Why you should NEVER give up

I have a coaster on the desk in my office. It reads: NEVER NEVER NEVER GIVE UP.  So, lack of punctuation aside, of late it’s become my mantra. I tend to be a bit slack when it comes to marketing my work. As long as I’ve got something out there, I prefer to get on with the business of writing. You know: the fun part! And often, if I don’t hear back about my submission, I just let it slide. Agents are very busy people, after all. And yeah, I know that I should requery the agents on my wishlist if I’ve written a new book coz they might just be interested in that one, but I’ve been a bit wimpy about doing that in the past. If they weren’t interested in my fantasy, why would they be interested in my paranormal? Then in steps T, a very savvy writer friend of mine.

“You should query such-and-such an agent,” she says.
“I did with my first ever manuscript – the first book in the fantasy trilogy: the one that finalled in the Clendon,” I reply. “Back in 2004. She wasn’t interested.”
“You should query her with THIS one; the paranormal that won the Clendon,” she insists. “Go on. Do it.” (Nag, nag, nag.) “Have you done it yet? Have you? Huh?”(Exaggerating just a smidgeon here, but you get the picture.)
So I requery with the manuscript and even though it’s just a query letter with no sample chapters or synopsis, to my surprise, she asks for the full. Now if you’re waiting for the happy ending, i.e. the really hot agent loves me to bits and sells all my manuscripts for an obscene amount of money and my hubby is finally able to retire, then don’t hold your breath. I got a rejection – a very nice rejection, too. And a nice comment about me “obviously being a very promising writer” which really does make my entire year :-). But she didn’t like my style enough to want to represent me.

And that’s perfectly okay, because the style is quite sarky and in-your-face in this particular ms and although it won a competition with it, I’ve had enough feedback to know that it polarizes people: they either love it or hate it. But even though it was a rejection, I was happy. It was a good rejection – actually a great rejection.

Are you entirely mad? I hear you screaming. It was a rejection! What’s good about that????

This: I had proof that I could actually write a decent query letter – one that impressed an agent enough for her to ask me for the full manuscript – and remember, it was only a query letter; no sample chapters or synopsis to impress her.
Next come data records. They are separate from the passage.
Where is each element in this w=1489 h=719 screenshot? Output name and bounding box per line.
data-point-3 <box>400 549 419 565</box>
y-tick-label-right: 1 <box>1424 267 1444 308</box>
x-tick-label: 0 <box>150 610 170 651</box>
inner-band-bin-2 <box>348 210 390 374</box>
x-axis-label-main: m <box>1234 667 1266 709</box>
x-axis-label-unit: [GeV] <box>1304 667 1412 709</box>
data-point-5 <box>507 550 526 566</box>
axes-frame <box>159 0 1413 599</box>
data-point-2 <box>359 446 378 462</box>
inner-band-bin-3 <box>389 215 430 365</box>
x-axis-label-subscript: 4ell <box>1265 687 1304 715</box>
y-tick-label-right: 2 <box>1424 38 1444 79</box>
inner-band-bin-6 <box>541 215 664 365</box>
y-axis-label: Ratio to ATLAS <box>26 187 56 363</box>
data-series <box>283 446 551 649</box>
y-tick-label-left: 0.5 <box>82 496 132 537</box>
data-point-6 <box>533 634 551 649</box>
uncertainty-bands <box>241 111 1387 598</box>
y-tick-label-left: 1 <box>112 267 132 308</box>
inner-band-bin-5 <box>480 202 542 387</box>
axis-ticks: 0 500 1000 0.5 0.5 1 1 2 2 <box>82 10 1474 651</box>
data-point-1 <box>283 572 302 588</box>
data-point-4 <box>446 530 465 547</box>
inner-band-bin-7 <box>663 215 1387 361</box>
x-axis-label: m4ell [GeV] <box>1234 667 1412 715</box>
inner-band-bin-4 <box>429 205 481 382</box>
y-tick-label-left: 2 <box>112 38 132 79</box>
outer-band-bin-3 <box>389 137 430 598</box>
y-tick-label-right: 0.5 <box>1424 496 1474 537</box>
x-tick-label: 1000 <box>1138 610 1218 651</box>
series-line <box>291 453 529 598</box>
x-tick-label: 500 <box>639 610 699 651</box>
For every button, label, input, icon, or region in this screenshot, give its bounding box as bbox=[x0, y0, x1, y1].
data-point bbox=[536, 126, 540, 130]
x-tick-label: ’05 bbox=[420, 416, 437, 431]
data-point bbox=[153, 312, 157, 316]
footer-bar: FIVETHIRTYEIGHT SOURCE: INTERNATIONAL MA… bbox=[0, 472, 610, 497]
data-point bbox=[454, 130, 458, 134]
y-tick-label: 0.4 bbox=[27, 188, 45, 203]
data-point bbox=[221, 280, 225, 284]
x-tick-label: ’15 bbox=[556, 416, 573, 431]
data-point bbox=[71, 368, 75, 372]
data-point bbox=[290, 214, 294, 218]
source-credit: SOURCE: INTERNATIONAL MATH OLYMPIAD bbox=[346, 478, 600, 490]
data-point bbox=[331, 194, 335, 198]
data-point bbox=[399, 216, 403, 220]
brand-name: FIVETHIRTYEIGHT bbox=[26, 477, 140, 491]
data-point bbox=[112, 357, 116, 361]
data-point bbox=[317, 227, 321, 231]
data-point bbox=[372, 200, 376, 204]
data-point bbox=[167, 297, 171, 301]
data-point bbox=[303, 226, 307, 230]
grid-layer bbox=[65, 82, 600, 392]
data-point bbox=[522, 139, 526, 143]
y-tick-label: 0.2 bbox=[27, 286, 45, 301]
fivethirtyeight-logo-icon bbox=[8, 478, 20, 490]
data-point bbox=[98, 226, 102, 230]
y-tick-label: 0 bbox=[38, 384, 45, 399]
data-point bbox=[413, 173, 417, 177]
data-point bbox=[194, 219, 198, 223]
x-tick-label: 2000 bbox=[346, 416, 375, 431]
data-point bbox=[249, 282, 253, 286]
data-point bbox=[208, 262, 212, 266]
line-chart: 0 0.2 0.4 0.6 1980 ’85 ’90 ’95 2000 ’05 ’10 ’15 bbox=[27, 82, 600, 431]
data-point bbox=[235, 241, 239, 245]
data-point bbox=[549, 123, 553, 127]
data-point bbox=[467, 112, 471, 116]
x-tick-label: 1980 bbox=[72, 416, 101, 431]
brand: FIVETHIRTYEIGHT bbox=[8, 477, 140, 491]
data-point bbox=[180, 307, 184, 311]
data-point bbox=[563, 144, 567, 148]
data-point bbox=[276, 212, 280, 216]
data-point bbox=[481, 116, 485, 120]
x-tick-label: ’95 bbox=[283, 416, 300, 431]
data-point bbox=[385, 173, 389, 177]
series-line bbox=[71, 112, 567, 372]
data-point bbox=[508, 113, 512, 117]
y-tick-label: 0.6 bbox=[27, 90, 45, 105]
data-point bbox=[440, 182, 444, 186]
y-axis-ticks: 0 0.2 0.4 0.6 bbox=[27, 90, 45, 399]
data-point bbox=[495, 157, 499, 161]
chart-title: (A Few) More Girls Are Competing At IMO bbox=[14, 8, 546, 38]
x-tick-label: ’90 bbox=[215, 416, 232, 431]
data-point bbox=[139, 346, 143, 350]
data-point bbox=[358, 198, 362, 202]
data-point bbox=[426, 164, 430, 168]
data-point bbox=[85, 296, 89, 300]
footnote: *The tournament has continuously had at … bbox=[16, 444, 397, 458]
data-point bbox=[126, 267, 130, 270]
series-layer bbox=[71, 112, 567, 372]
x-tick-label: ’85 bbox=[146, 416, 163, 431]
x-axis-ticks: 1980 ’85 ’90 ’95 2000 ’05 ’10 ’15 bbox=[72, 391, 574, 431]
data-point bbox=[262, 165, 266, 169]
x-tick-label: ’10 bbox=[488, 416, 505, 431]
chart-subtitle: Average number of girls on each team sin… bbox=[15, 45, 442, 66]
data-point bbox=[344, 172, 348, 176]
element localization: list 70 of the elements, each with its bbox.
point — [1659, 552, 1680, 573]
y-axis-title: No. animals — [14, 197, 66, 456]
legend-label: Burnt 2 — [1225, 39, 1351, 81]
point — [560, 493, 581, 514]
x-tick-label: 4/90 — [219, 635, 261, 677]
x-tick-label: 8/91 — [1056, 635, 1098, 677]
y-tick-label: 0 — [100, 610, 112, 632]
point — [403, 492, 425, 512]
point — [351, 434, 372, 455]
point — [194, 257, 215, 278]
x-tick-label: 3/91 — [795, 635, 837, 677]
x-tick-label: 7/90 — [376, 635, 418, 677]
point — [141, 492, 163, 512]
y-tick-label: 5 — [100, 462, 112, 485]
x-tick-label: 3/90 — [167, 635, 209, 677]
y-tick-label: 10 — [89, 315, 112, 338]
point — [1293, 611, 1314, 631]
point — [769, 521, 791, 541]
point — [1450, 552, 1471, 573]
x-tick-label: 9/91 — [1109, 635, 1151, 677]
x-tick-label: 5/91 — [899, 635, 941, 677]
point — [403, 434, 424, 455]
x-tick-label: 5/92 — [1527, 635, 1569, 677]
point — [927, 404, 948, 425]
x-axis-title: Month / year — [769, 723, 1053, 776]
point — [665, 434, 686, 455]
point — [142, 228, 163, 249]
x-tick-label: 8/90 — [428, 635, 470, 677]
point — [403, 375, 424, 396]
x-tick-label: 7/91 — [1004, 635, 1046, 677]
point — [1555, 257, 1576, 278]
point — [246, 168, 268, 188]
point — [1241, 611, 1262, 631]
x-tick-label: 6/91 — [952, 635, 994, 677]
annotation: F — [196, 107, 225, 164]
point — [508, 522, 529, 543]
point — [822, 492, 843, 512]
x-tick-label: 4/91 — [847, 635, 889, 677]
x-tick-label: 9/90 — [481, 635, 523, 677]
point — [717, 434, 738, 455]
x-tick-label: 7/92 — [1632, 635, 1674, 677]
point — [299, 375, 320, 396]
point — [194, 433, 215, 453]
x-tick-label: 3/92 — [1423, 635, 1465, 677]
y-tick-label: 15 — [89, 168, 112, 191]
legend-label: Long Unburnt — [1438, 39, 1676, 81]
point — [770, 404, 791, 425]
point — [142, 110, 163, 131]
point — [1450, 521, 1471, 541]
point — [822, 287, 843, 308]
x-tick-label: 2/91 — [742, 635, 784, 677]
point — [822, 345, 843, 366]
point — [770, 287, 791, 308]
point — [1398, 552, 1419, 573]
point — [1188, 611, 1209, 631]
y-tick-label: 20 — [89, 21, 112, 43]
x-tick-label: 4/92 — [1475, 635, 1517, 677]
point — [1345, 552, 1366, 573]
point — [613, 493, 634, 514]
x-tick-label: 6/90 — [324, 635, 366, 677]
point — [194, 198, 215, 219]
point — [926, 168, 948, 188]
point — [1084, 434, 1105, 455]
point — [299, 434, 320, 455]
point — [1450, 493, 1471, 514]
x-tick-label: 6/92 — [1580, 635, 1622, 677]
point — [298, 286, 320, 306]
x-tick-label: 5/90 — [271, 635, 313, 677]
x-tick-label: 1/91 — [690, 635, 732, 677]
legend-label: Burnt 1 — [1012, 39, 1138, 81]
So that, ladies and gents, is quite an accomplishment in my humble opinion, because when I got out my file and took a squizz through the first queries I ever wrote for my very first manuscript, I cringed. They were terrible! Like the first three chapters of the first draft of my very first manuscript, actually. Boy, did I have a lot to learn about this business back then.

So thanks, T. If you hadn’t given me a prod in the right direction, I’d probably still be head down, bum numb from sitting at my keyboard, tapping away until I finished yet another manuscript, salivating about the great idea I have for another book, and all the while I’d be ignoring a very important part of the writing process: if you want to get published, not only do you have to write a great book but you have to write a great query, too. You have to figure out how to tell everybody all about your great book in only one page. and hey, that can be harder than writing the damn book!

If I impressed one agent enough for her to request the full ms, then there’s bound to be another out there. I just have to find the right ‘match’. And some day, hopefully, there’ll be an agent out there who’ll love my writing as much as the Clendon readers and final judge for the competition did… but I don’t have a hope of hell in finding her or him if I give up and don’t send out queries. So I’ll take the words from that coaster to heart and keep on writing, keep on sending out queries, and never, never, never give up!